一先ず、蜥蜴野郎は街道脇に転がしておく。上手く通りがかってくれる商人でもいれば、拾ってくれるだろう。野盗か魔性にでも襲われたら運が無かったで終わる。探索者は常に運を問われる商売だ。
僕にしたって、蜥蜴野郎にしたって。そこは同じさ。
本格的に馬を走らせるために、ルヴィに手を引かれて騎乗する。無論、手綱を握るのは彼女。僕は彼女の華奢な腰にしがみつくだけだ。不意の事態が起こった時、僕の腕力は馬を御すのに適さない。

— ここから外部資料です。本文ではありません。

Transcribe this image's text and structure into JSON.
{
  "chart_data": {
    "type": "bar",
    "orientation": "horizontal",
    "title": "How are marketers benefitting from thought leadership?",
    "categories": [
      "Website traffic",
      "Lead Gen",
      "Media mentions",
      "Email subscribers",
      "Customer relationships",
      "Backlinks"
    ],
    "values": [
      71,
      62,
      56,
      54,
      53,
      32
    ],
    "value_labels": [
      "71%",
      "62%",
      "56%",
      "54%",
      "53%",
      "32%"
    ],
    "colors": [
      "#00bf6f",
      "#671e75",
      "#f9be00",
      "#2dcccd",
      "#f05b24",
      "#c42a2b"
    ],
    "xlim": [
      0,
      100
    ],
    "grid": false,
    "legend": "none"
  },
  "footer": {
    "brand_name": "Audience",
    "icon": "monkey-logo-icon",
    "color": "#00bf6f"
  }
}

「よし。それじゃあ、南方列国に逃げ込もう。あそこは多種族国家だ。余所者が入り込んでも誰も気にしない」
「はい。……列国に、ですか」
馬を軽快に走らせるルヴィの声が、一瞬止まった。
やけに歯切れが悪い。
「それは、難しいですね。国境の関所にも追手はいるでしょうし」
「……おいおい、僕はただの一探索者だぞ。幾らなんでも国境にまで手を伸ばすのはおかしいだろ!?」
「先輩が敵に回したのは数多のギルドだけではなく――王女殿下なのですよ。実質的な施政者である事をお忘れなく。あのお方も、プライドのためには何でもする方です」
口を噤む。確かに王侯貴族にはそういう所がある。しかしそれは彼女らが面子とプライドで飯を食べているからだ。僕をギルドから追放させた時点で、王女様の溜飲は十分に下がったと思っていたのだが。
「はい。それよりも、逃げ込むのに丁度良い場所があります」
「丁度良い場所?」
ややルヴィに誘導されているようで気に食わないが、今から馬を降りるわけにもいかない。素直に言葉の先を聞いた。